I went to visit another plant in our corporation, and discovered they had a large drawing board with a computer interface, and a stylus with an umbilical attached to AutoCad. They just flatten out the brown paper on the board and trace it with the stylus.

I was tempted to start a diversionary fire and sneak out the back with the whole assembly.

I probably would have helped hold the door open. :slight_smile:

For a long time I’ve wanted one of these. Just draw straight into Photoshop, Illustrator, AutoCAD…

The next logical step is the sculptural interface.

that’s a standard device, called a digitizer table. About $2000, and your Autocad software is already built to be used with digitizers.

My boss would get mad at me if I played Battleships at work :slight_smile:

$2,000 would be much less over the course of a year than my hourly wage for plotting by hand…

…If I were hourly, not salary :frowning:

One terminal that was used a lot on timeshare environments for certain types of CAD-like tasks was the Tektronix storage tube:

http://en.wikipedia.org/wiki/Storage_tube

Those allowed quite detailed drawings to be produced in a timeshare environment. You could basically draw / erase line by line, nothing sophisticated. But this was all that was needed for a fair number of jobs. Circuit designers used them a lot.

The last two places that I worked at only had them in conference rooms. I suspect that they aren’t cheap and so it is hard to get them for an individual office.

When I was in High School, in the early 80s, we had a class trip to a few industries that used computers to see how they were being used, and one of them was an engineering firm that made the machines that made whitegoods like fridges and washing machines. They used at least one CAD workstation, with a funky special keyboard/trackball input device thingy, but there were also plenty of drawing boards in most of the offices.

I know that when a friend of mine was an apprentice draughtsman in a civil Works office in the late 80s, designing roads and highways, he was still using pens and paper, but there were CAD stations available too.

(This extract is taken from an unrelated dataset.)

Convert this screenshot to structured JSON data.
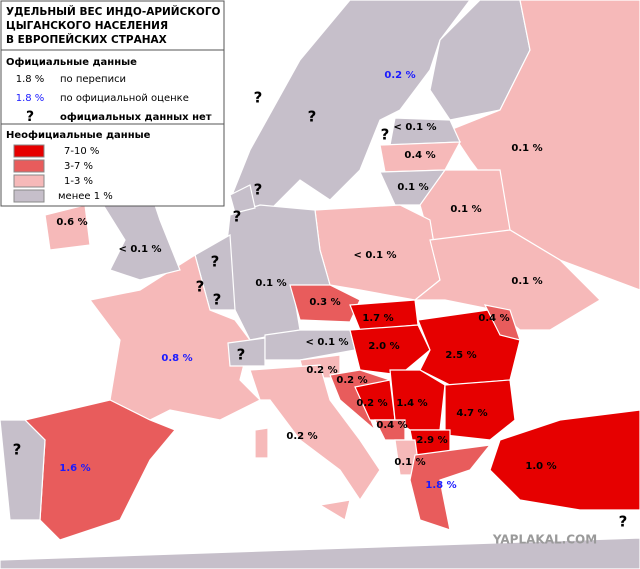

The Wacom tablets with the built-in LCD panel are as much as $2,000, but they have ones without the display for much less. That’s the sort we had when I worked at an engineering firm in the 1990s.

I have a small one without a display. I’ve used it instead of a mouse for a long time. You can get them from about $100 on up.

The thing about the ones with the display is, you could draw right into Photoshop like it was a piece of paper. Or so I hope. (I wonder how strong the glass panels are?)